The Japanese spacecraft Hayabusa2 returned to Earth in December 2020 bearing soil samples collected from a nearby asteroid, 162173 Ryugu. Those samples were divided between six scientific teams around the world for cutting-edge analysis to determine their composition in hopes of learning more about how such bodies form. The results of the first year of analysis of those samples appeared in a new paper published in the journal Science and included the detection of a precious drop of water embedded in a crystal.

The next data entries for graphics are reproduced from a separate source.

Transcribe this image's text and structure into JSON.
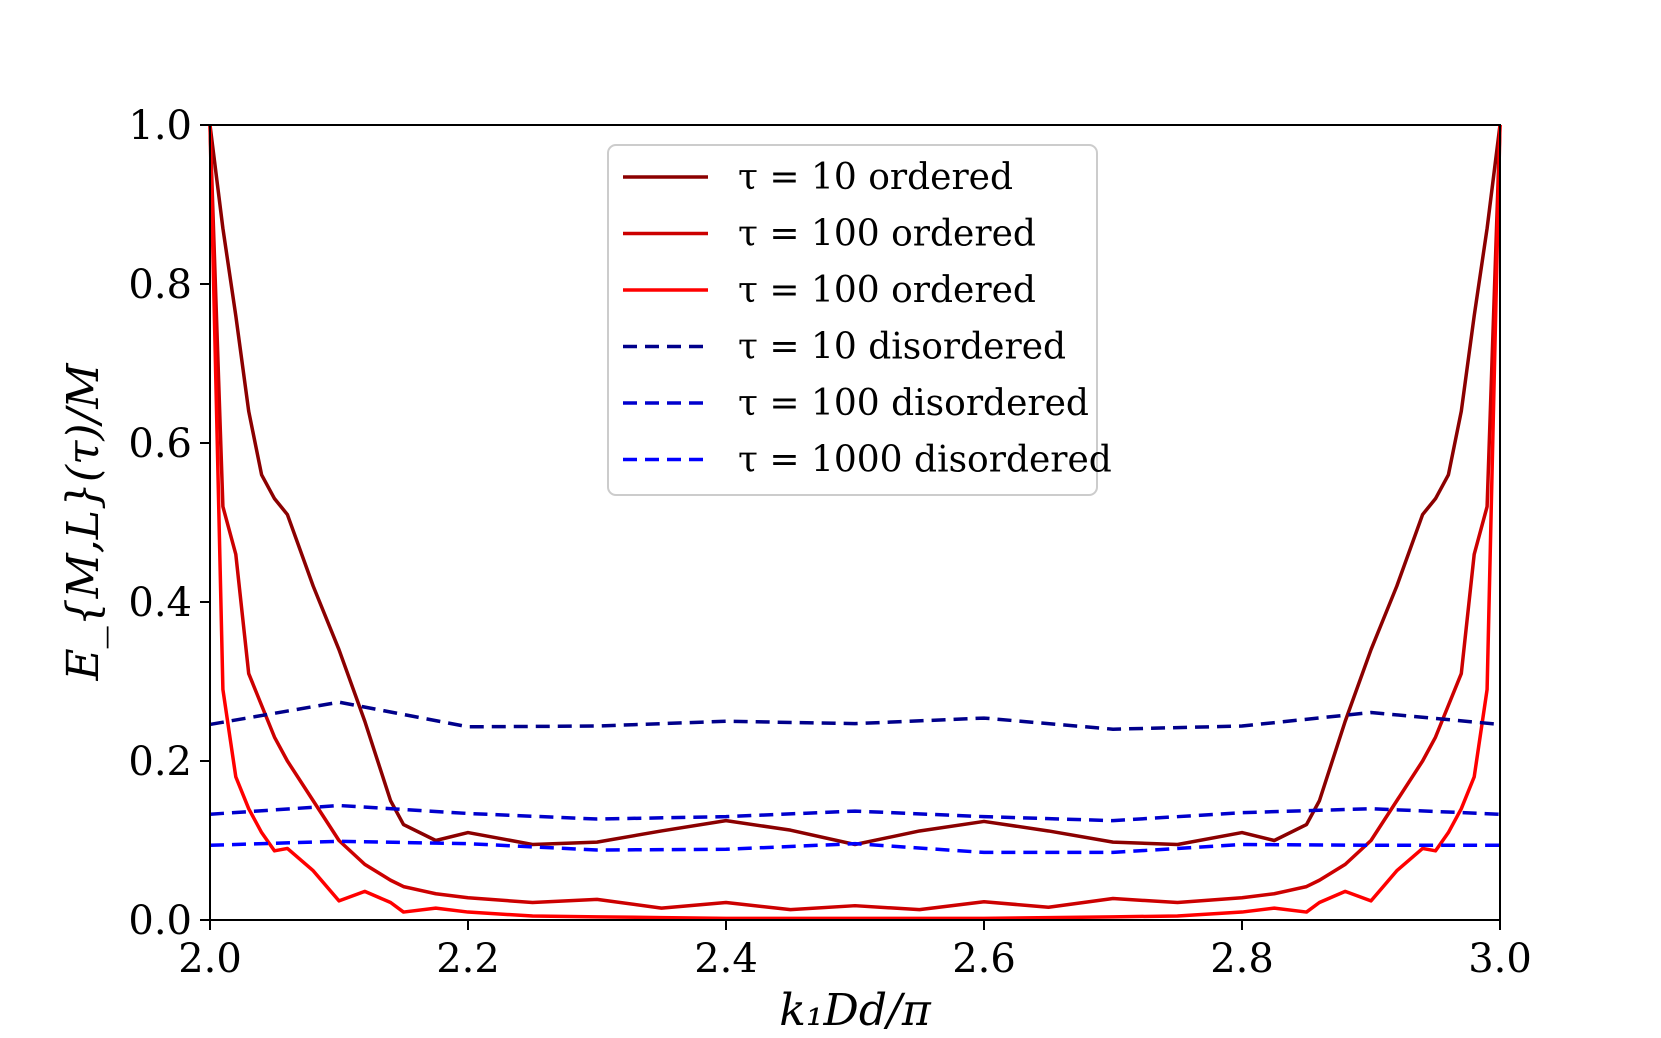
{
  "chart_data": {
    "type": "line",
    "title": "",
    "xlabel": "k₁Dd/π",
    "ylabel": "E_{M,L}(τ)/M",
    "xlim": [
      2.0,
      3.0
    ],
    "ylim": [
      0.0,
      1.0
    ],
    "xticks": [
      "2.0",
      "2.2",
      "2.4",
      "2.6",
      "2.8",
      "3.0"
    ],
    "yticks": [
      "0.0",
      "0.2",
      "0.4",
      "0.6",
      "0.8",
      "1.0"
    ],
    "xtick_values": [
      2.0,
      2.2,
      2.4,
      2.6,
      2.8,
      3.0
    ],
    "ytick_values": [
      0.0,
      0.2,
      0.4,
      0.6,
      0.8,
      1.0
    ],
    "grid": false,
    "legend_position": "top-center",
    "series": [
      {
        "name": "τ = 10 ordered",
        "color": "#8b0000",
        "dash": "solid",
        "x": [
          2.0,
          2.01,
          2.02,
          2.03,
          2.04,
          2.05,
          2.06,
          2.08,
          2.1,
          2.12,
          2.14,
          2.15,
          2.175,
          2.2,
          2.25,
          2.3,
          2.35,
          2.4,
          2.45,
          2.5,
          2.55,
          2.6,
          2.65,
          2.7,
          2.75,
          2.8,
          2.825,
          2.85,
          2.86,
          2.88,
          2.9,
          2.92,
          2.94,
          2.95,
          2.96,
          2.97,
          2.98,
          2.99,
          3.0
        ],
        "y": [
          1.0,
          0.87,
          0.76,
          0.64,
          0.56,
          0.53,
          0.51,
          0.42,
          0.34,
          0.25,
          0.15,
          0.12,
          0.1,
          0.11,
          0.095,
          0.098,
          0.112,
          0.125,
          0.113,
          0.095,
          0.112,
          0.124,
          0.112,
          0.098,
          0.095,
          0.11,
          0.1,
          0.12,
          0.15,
          0.25,
          0.34,
          0.42,
          0.51,
          0.53,
          0.56,
          0.64,
          0.76,
          0.87,
          1.0
        ]
      },
      {
        "name": "τ = 100 ordered",
        "color": "#cc0000",
        "dash": "solid",
        "x": [
          2.0,
          2.01,
          2.02,
          2.03,
          2.04,
          2.05,
          2.06,
          2.08,
          2.1,
          2.12,
          2.14,
          2.15,
          2.175,
          2.2,
          2.25,
          2.3,
          2.35,
          2.4,
          2.45,
          2.5,
          2.55,
          2.6,
          2.65,
          2.7,
          2.75,
          2.8,
          2.825,
          2.85,
          2.86,
          2.88,
          2.9,
          2.92,
          2.94,
          2.95,
          2.96,
          2.97,
          2.98,
          2.99,
          3.0
        ],
        "y": [
          1.0,
          0.52,
          0.46,
          0.31,
          0.27,
          0.23,
          0.2,
          0.15,
          0.1,
          0.07,
          0.05,
          0.042,
          0.033,
          0.028,
          0.022,
          0.026,
          0.015,
          0.022,
          0.013,
          0.018,
          0.013,
          0.023,
          0.016,
          0.027,
          0.022,
          0.028,
          0.033,
          0.042,
          0.05,
          0.07,
          0.1,
          0.15,
          0.2,
          0.23,
          0.27,
          0.31,
          0.46,
          0.52,
          1.0
        ]
      },
      {
        "name": "τ = 100 ordered",
        "color": "#ff0000",
        "dash": "solid",
        "x": [
          2.0,
          2.01,
          2.02,
          2.03,
          2.04,
          2.05,
          2.06,
          2.08,
          2.1,
          2.12,
          2.14,
          2.15,
          2.175,
          2.2,
          2.25,
          2.3,
          2.35,
          2.4,
          2.45,
          2.5,
          2.55,
          2.6,
          2.65,
          2.7,
          2.75,
          2.8,
          2.825,
          2.85,
          2.86,
          2.88,
          2.9,
          2.92,
          2.94,
          2.95,
          2.96,
          2.97,
          2.98,
          2.99,
          3.0
        ],
        "y": [
          1.0,
          0.29,
          0.18,
          0.14,
          0.11,
          0.087,
          0.09,
          0.062,
          0.024,
          0.036,
          0.022,
          0.01,
          0.015,
          0.01,
          0.005,
          0.004,
          0.003,
          0.002,
          0.002,
          0.002,
          0.002,
          0.002,
          0.003,
          0.004,
          0.005,
          0.01,
          0.015,
          0.01,
          0.022,
          0.036,
          0.024,
          0.062,
          0.09,
          0.087,
          0.11,
          0.14,
          0.18,
          0.29,
          1.0
        ]
      },
      {
        "name": "τ = 10 disordered",
        "color": "#00008b",
        "dash": "dashed",
        "x": [
          2.0,
          2.1,
          2.2,
          2.3,
          2.4,
          2.5,
          2.6,
          2.7,
          2.8,
          2.9,
          3.0
        ],
        "y": [
          0.246,
          0.274,
          0.243,
          0.244,
          0.25,
          0.247,
          0.254,
          0.24,
          0.244,
          0.261,
          0.246
        ]
      },
      {
        "name": "τ = 100 disordered",
        "color": "#0000cd",
        "dash": "dashed",
        "x": [
          2.0,
          2.1,
          2.2,
          2.3,
          2.4,
          2.5,
          2.6,
          2.7,
          2.8,
          2.9,
          3.0
        ],
        "y": [
          0.133,
          0.144,
          0.134,
          0.127,
          0.13,
          0.137,
          0.13,
          0.125,
          0.135,
          0.14,
          0.133
        ]
      },
      {
        "name": "τ = 1000 disordered",
        "color": "#0000ff",
        "dash": "dashed",
        "x": [
          2.0,
          2.1,
          2.2,
          2.3,
          2.4,
          2.5,
          2.6,
          2.7,
          2.8,
          2.9,
          3.0
        ],
        "y": [
          0.094,
          0.099,
          0.096,
          0.088,
          0.089,
          0.096,
          0.085,
          0.085,
          0.095,
          0.094,
          0.094
        ]
      }
    ]
  }
}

These findings suggest that Ryugu was once part of a much larger asteroid that formed out of various materials some two million years after our Solar System (some 4.5 billion years ago). Over the next 3 million years, the parent body’s carbon dioxide ice melted, resulting in a water-rich interior and a drier surface. When another space rock hit the parent body about a billion years ago, it broke apart, and some of the resulting debris formed Ryugu. An accompanying computer simulation supports this formation history, backed by the results of the sample analyses.

First spotted by astronomers in May 1999, Ryugu is essentially a large collection of loose rubble. As much as 50 percent of its volume could be empty space. Like the asteroid Bennu, Ryugu is shaped a bit like a spinning top: a round shape with a sharp equatorial ridge. Its name derives from a Japanese folktale in which a fisherman travels to an underwater palace called Ryūgū-jō (“dragon palace”) on the back of a turtle.